BLITZER: Archbishop, our hearts go out to you, our hearts go out to all the people who have had to flee New Orleans. We wish -- we wish only a speedy, speedy recovery for this town, for this city and for everyone who lives there.

HUGHES: And in the name of our people, I do appeal for help, financial help to Catholic Charities USA, or to the American Red Cross. The American bishops have asked for a collection to be taken up in all the Catholic dioceses. We will be grateful for all the help that can be given to us, so that we can continue to reach out and respond to those who are suffering and in such great need.
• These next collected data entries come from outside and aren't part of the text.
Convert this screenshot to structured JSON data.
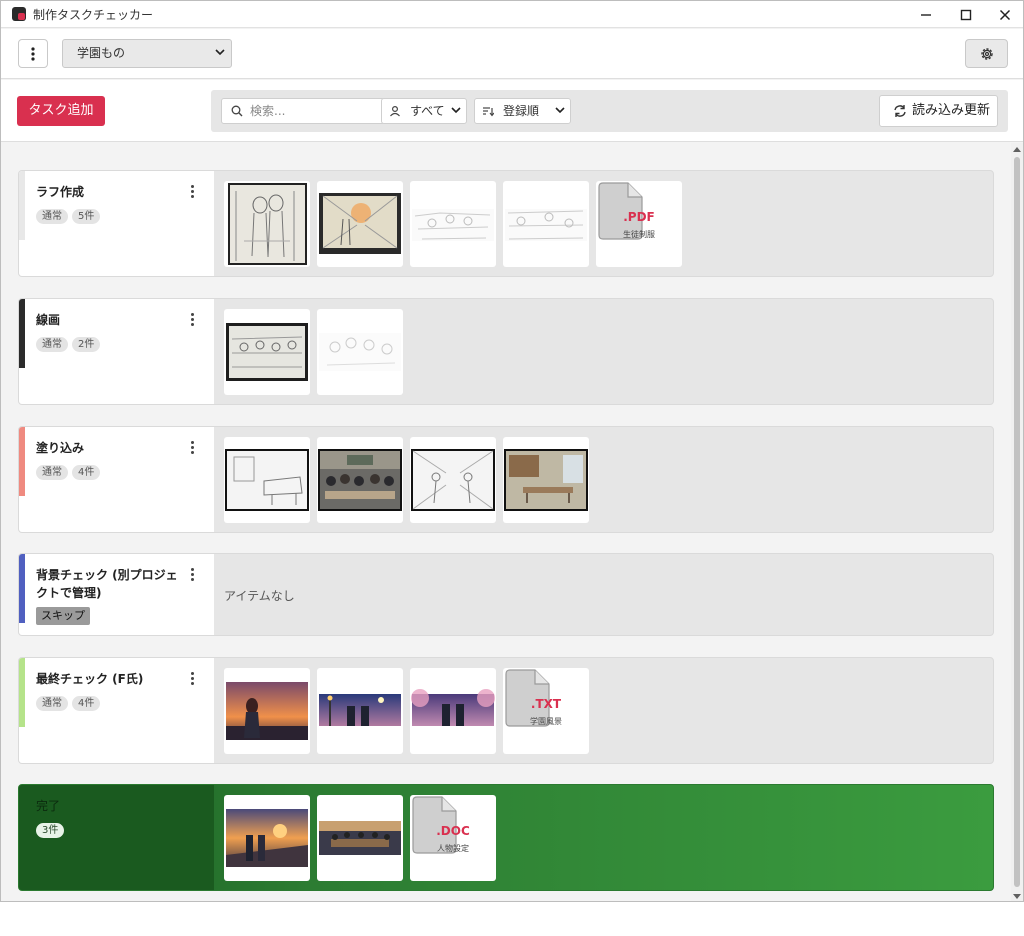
{
  "window": {
    "title": "制作タスクチェッカー"
  },
  "toolbar": {
    "project": "学園もの"
  },
  "actions": {
    "add_task": "タスク追加",
    "search_placeholder": "検索...",
    "filter": "すべて",
    "sort": "登録順",
    "reload": "読み込み更新"
  },
  "colors": {
    "accent": "#d9304f",
    "done_green": "#2c7c32"
  },
  "rows": [
    {
      "name": "ラフ作成",
      "status": "通常",
      "count": "5件",
      "bar_color": "#e8e8e8",
      "items": [
        {
          "kind": "image",
          "icon": "rough-sketch-corridor"
        },
        {
          "kind": "image",
          "icon": "rough-sketch-sunset-hallway"
        },
        {
          "kind": "image",
          "icon": "lineart-classroom-sketch"
        },
        {
          "kind": "image",
          "icon": "lineart-classroom-sketch"
        },
        {
          "kind": "file",
          "ext": ".PDF",
          "file_label": "生徒制服"
        }
      ]
    },
    {
      "name": "線画",
      "status": "通常",
      "count": "2件",
      "bar_color": "#2b2b2b",
      "items": [
        {
          "kind": "image",
          "icon": "lineart-classroom"
        },
        {
          "kind": "image",
          "icon": "lineart-group"
        }
      ]
    },
    {
      "name": "塗り込み",
      "status": "通常",
      "count": "4件",
      "bar_color": "#ef8a80",
      "items": [
        {
          "kind": "image",
          "icon": "lineart-piano-room"
        },
        {
          "kind": "image",
          "icon": "colored-cafeteria"
        },
        {
          "kind": "image",
          "icon": "lineart-hallway-students"
        },
        {
          "kind": "image",
          "icon": "colored-library"
        }
      ]
    },
    {
      "name": "背景チェック (別プロジェクトで管理)",
      "status": "スキップ",
      "bar_color": "#5060c0",
      "empty": "アイテムなし"
    },
    {
      "name": "最終チェック (F氏)",
      "status": "通常",
      "count": "4件",
      "bar_color": "#b5e38a",
      "items": [
        {
          "kind": "image",
          "icon": "sunset-city-girl"
        },
        {
          "kind": "image",
          "icon": "night-couple"
        },
        {
          "kind": "image",
          "icon": "sakura-couple"
        },
        {
          "kind": "file",
          "ext": ".TXT",
          "file_label": "学園風景"
        }
      ]
    },
    {
      "name": "完了",
      "count": "3件",
      "items": [
        {
          "kind": "image",
          "icon": "sunset-couple-road"
        },
        {
          "kind": "image",
          "icon": "meeting-room"
        },
        {
          "kind": "file",
          "ext": ".DOC",
          "file_label": "人物設定"
        }
      ]
    }
  ]
}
BLITZER: Archbishop, we're going to ask you to stay with us. But we have to move on, because we're getting this statement in from a press secretary to the mayor of New Orleans, Ray Nagin, basically saying, they're trying to move people out as quickly as they can from various parishes, transporting them to New Orleans. "We are overwhelmed and out of resources, but we welcome them with open arms. And we will figure this out together."

Even as they are stretched thin, they are trying to help other people who are, perhaps, in even greater need.

Jack Cafferty, you're watching all of this unfold, and our viewers are as well, Jack. What are they saying?

CAFFERTY: Well, we asked a bit of a loaded question earlier this hour, Wolf, when we said how would you rate the response of the federal government to Hurricane Katrina. We had a ton of mail. I think there's close to 3,500 letters came in, in maybe 15 or 20 minutes.

Here's a sampling.

Penny in Renton, Washington, "I sit here in Seattle wishing like hell I could do anything besides give money and send prayers to help those poor souls. This is not my America. This is not my government. I'm ashamed of this administration beyond any shame I have ever felt before. I hope the people of this country can pull together in spite of government ineptitude to help wherever necessary."

This one is signed Disgusted in El Paso, Texas, "There's no National Guard presence on the Gulf Coast, because they're all in Iraq. We can invade a country on the other side of the world, but we can't drop bottled water from a helicopter on a street in New Orleans."

Delores in Mt. Ephraim, New Jersey, "Get the talking heads off the TV. How many times do we need to hear what they're doing? Pictures show clearly what they're not doing."

John in Carmel, Indiana, "I think the government is handling the program in a remarkable fashion. Calling back Congress is a brilliant move by the president. What I don't like is the negativism from the media. Maybe they should volunteer to go help with the cleanup instead of being so critical."

And Howell in Conway, Arkansas, "Bush and his minions have probably never been in the poorer parts of any American city. It's the greatest failure of the American political system that those with the greatest needs are the least likely to get it." And a lot about calling Congress back.

Wolf, you remember when they ordered the feeding tube disconnected from Terri Schiavo? Congress returned to Washington on a Sunday night in order a pass some sort of a piece of legislation that was calling on them to reconnect the feeding tube. In a matter of hours, they came back on holiday.

This hurricane happened on Monday. They may show up in Washington tomorrow, Friday, to work on a resolution to appropriate some money for these people in New Orleans. I guess it's all about what's important to you, isn't it?

BLITZER: Jack, thanks very much. We're going to check back with you. You've got another question coming up in the next hour, and the next hour is beginning right now.